Sokak taşkınlıkları ve çatışma ortamı CHP’nin başını çektiği bu zihniyetin milli sporu haline geldi. Öyle ki Taksim’e giremeyeceklerini anlamalarının ardından dağılan gruba sol medya tepki gösterdi. “Neden geri adım attınız”, “yarıda bıraktınız”, “1 Mayıs’ı yönetemediniz” sözleriyle azarladılar. İstediler ki kaos çıksın, sokaklar ateşe verilsin, kan aksın… Sandılar ki “31 Mart’tan sonra biz ne istersek onu yaparız”, “istediğimiz yasağı deler, istediğimiz gibi taşkınlık yaparız.” İşte bu anlayış emeği sömürenler ile emeği istismar edenlerin aynı kaynaktan beslendiği bir yapı doğurdu. Bu yapı alın terini marjinalleştirmek istedi.

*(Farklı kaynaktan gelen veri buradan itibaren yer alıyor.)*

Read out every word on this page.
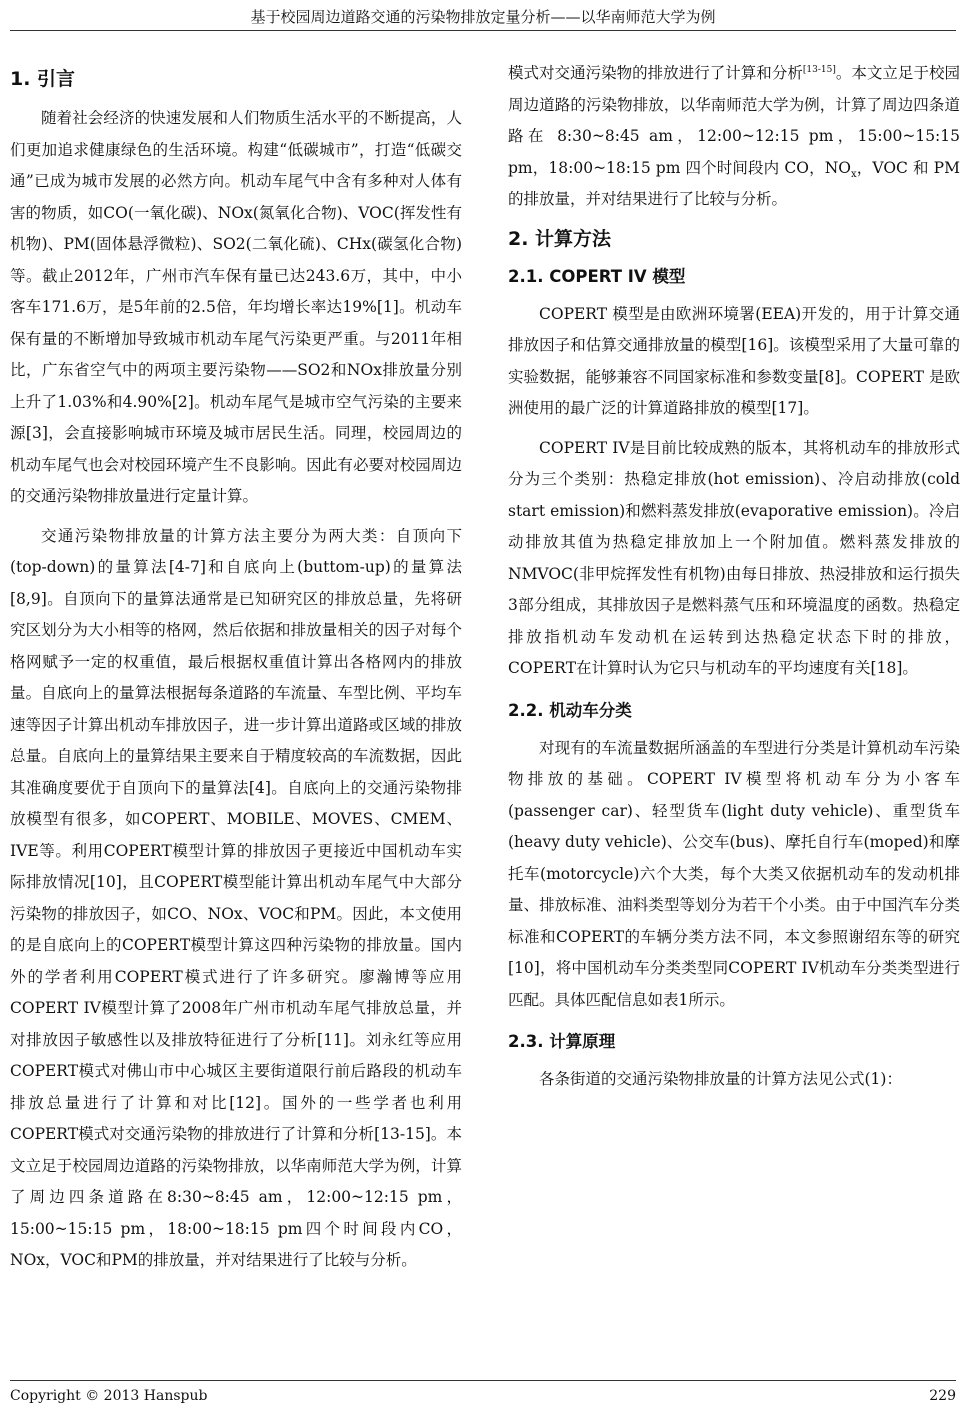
基于校园周边道路交通的污染物排放定量分析——以华南师范大学为例
1. 引言

随着社会经济的快速发展和人们物质生活水平的不断提高，人们更加追求健康绿色的生活环境。构建“低碳城市”，打造“低碳交通”已成为城市发展的必然方向。机动车尾气中含有多种对人体有害的物质，如CO(一氧化碳)、NOx(氮氧化合物)、VOC(挥发性有机物)、PM(固体悬浮微粒)、SO2(二氧化硫)、CHx(碳氢化合物)等。截止2012年，广州市汽车保有量已达243.6万，其中，中小客车171.6万，是5年前的2.5倍，年均增长率达19%[1]。机动车保有量的不断增加导致城市机动车尾气污染更严重。与2011年相比，广东省空气中的两项主要污染物——SO2和NOx排放量分别上升了1.03%和4.90%[2]。机动车尾气是城市空气污染的主要来源[3]，会直接影响城市环境及城市居民生活。同理，校园周边的机动车尾气也会对校园环境产生不良影响。因此有必要对校园周边的交通污染物排放量进行定量计算。

交通污染物排放量的计算方法主要分为两大类：自顶向下(top-down)的量算法[4-7]和自底向上(buttom-up)的量算法[8,9]。自顶向下的量算法通常是已知研究区的排放总量，先将研究区划分为大小相等的格网，然后依据和排放量相关的因子对每个格网赋予一定的权重值，最后根据权重值计算出各格网内的排放量。自底向上的量算法根据每条道路的车流量、车型比例、平均车速等因子计算出机动车排放因子，进一步计算出道路或区域的排放总量。自底向上的量算结果主要来自于精度较高的车流数据，因此其准确度要优于自顶向下的量算法[4]。自底向上的交通污染物排放模型有很多，如COPERT、MOBILE、MOVES、CMEM、IVE等。利用COPERT模型计算的排放因子更接近中国机动车实际排放情况[10]，且COPERT模型能计算出机动车尾气中大部分污染物的排放因子，如CO、NOx、VOC和PM。因此，本文使用的是自底向上的COPERT模型计算这四种污染物的排放量。国内外的学者利用COPERT模式进行了许多研究。廖瀚博等应用COPERT IV模型计算了2008年广州市机动车尾气排放总量，并对排放因子敏感性以及排放特征进行了分析[11]。刘永红等应用COPERT模式对佛山市中心城区主要街道限行前后路段的机动车排放总量进行了计算和对比[12]。国外的一些学者也利用COPERT模式对交通污染物的排放进行了计算和分析[13-15]。本文立足于校园周边道路的污染物排放，以华南师范大学为例，计算了周边四条道路在8:30~8:45 am，12:00~12:15 pm，15:00~15:15 pm，18:00~18:15 pm四个时间段内CO，NOx，VOC和PM的排放量，并对结果进行了比较与分析。

模式对交通污染物的排放进行了计算和分析[13-15]。本文立足于校园周边道路的污染物排放，以华南师范大学为例，计算了周边四条道路在 8:30~8:45 am，12:00~12:15 pm，15:00~15:15 pm，18:00~18:15 pm 四个时间段内 CO，$NO_x$，VOC 和 PM 的排放量，并对结果进行了比较与分析。

2. 计算方法
2.1. COPERT IV 模型

COPERT 模型是由欧洲环境署(EEA)开发的，用于计算交通排放因子和估算交通排放量的模型[16]。该模型采用了大量可靠的实验数据，能够兼容不同国家标准和参数变量[8]。COPERT 是欧洲使用的最广泛的计算道路排放的模型[17]。

COPERT IV是目前比较成熟的版本，其将机动车的排放形式分为三个类别：热稳定排放(hot emission)、冷启动排放(cold start emission)和燃料蒸发排放(evaporative emission)。冷启动排放其值为热稳定排放加上一个附加值。燃料蒸发排放的NMVOC(非甲烷挥发性有机物)由每日排放、热浸排放和运行损失3部分组成，其排放因子是燃料蒸气压和环境温度的函数。热稳定排放指机动车发动机在运转到达热稳定状态下时的排放，COPERT在计算时认为它只与机动车的平均速度有关[18]。

2.2. 机动车分类

对现有的车流量数据所涵盖的车型进行分类是计算机动车污染物排放的基础。COPERT IV模型将机动车分为小客车(passenger car)、轻型货车(light duty vehicle)、重型货车(heavy duty vehicle)、公交车(bus)、摩托自行车(moped)和摩托车(motorcycle)六个大类，每个大类又依据机动车的发动机排量、排放标准、油料类型等划分为若干个小类。由于中国汽车分类标准和COPERT的车辆分类方法不同，本文参照谢绍东等的研究[10]，将中国机动车分类类型同COPERT IV机动车分类类型进行匹配。具体匹配信息如表1所示。

2.3. 计算原理

各条街道的交通污染物排放量的计算方法见公式(1)：

Copyright © 2013 Hanspub	229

Bu anlar siyasetin sosyolojisini anlamak için önemli süreçleri beraberinde getirdi. Türk siyasi hayatının demokratikleştiği çok partili siyasi hayata geçişin ilk kıvılcımı 3 Mayıs 1944 tarihinde atıldı. Türk milliyetçilerinin sesini yükselterek yaktığı bu kıvılcım Türk milliyetçilerinin siyasi arenaya çıkışının da başlangıcı oldu.

Türk milliyetçilerine tabutlukların reva görüldüğü, “Türk milletini sevmek suçsa en büyük suçu işlediğimi kabul ediyorum” diyenlerin zindanlarda çürümeye mahkum edildiği bir süreç yaşandı.

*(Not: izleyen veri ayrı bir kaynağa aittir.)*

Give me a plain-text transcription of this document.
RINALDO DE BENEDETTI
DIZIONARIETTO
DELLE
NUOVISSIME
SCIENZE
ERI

İfade vermeden önce yerin 5 metre altında, içinden lağım suları geçen, kibrit bile yakılmayan pis bir hücrede yedi gün bekletilen Hüseyin Nihal Atsız, “3 Mayıs Türklerin günüdür. Ona bir bayram diyemeyeceğiz. Çünkü yıllarla süren büyük ıstırabımız o gün başlamıştır. Ona bir matem demekte kabil değildir. Çünkü bunca sıkıntıların arasında bize büyük bir imtihan vermek, yürekliyle yüreksizi er meydanında denemek, yahşı ile yamanı ayırmak fırsatı vermiştir. O güne kadar tehlikelerden gafil bir çocuk topluluğu ile yürüyen Türkçülük, 3 Mayıs’ta gafletten ayrılmış, maskelerin arkasındaki iğrenç yüzleri görmüş, can düşmanlarını tanımış, dost sandığı hainleri ayırt etmiş, hayalin yumuşak bulutlarından gerçeğin sert topraklarına düşmüştür” diyerek bu süreci özetledi.

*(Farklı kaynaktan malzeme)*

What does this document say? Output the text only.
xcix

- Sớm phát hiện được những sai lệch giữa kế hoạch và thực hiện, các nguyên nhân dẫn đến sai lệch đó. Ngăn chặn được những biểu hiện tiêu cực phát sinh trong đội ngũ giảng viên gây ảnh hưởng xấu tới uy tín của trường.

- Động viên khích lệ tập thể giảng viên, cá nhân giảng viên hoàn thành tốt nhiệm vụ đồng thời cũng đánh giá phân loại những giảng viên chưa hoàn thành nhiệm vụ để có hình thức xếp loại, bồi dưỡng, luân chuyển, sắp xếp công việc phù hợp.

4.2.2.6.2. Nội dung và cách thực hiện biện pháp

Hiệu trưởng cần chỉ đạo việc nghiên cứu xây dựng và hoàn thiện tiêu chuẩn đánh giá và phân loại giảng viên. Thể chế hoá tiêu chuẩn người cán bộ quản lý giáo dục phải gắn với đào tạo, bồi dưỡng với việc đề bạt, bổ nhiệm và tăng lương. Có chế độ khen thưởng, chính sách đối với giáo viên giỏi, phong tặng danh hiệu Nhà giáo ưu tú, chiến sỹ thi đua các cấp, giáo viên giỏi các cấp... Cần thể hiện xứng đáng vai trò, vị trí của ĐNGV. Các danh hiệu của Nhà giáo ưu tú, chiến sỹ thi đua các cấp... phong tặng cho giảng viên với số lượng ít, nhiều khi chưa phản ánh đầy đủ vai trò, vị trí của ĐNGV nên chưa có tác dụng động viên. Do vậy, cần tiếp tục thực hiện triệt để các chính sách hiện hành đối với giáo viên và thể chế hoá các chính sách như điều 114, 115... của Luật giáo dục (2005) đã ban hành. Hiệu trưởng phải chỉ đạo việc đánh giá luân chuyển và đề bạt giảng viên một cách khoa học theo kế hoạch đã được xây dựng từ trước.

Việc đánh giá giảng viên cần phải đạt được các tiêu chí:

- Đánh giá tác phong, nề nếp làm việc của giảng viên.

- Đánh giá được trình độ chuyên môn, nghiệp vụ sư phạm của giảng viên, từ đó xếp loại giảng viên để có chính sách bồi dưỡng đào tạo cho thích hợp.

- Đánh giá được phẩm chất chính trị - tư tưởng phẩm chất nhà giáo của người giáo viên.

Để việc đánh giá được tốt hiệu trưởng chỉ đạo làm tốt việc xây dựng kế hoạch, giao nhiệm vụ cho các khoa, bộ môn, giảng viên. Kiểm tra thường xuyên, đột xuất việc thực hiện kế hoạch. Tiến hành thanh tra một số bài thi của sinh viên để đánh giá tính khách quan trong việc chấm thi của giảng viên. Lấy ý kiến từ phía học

Yaşarken ölümü yaşatan tabutluklara atılan ve ileride Türk milliyetçilerini siyasi arenaya taşıyacak olan Merhum Alparslan Türkeş ise mahkemede yaptığı savunmada, “Ben koyu bir milliyetçiyim fakat zannedildiği manada ırkçı değilim. Yani memleket içerisinde ayrılıklara ve düşmanlıklara yol açacak hiçbir fikrim yoktur. Yalnız ben Türk milletinin yeryüzünde eşsiz bir yaratılışa sahip olduğuna ve kahramanlıkta bu milletten üstün bir millet bulunmadığına iman ediyorum. Buna en yakın misal olarak da İstiklal Savaşı’nı gösteriyorum.  Dört taraftan sarılmış olduğumuz halde bu kahramanlığımız ve üstün yaratılışımız sayesindedir ki, bizden her bakımdan on misli, yirmi misli üstün bir düşmana karşı üstün gelmiş ve istiklalimizi, yere düşmüş olan bayrağımızı kurtarmış ve onu tekrar yükseltmişizdir” ifadelerini kullandı.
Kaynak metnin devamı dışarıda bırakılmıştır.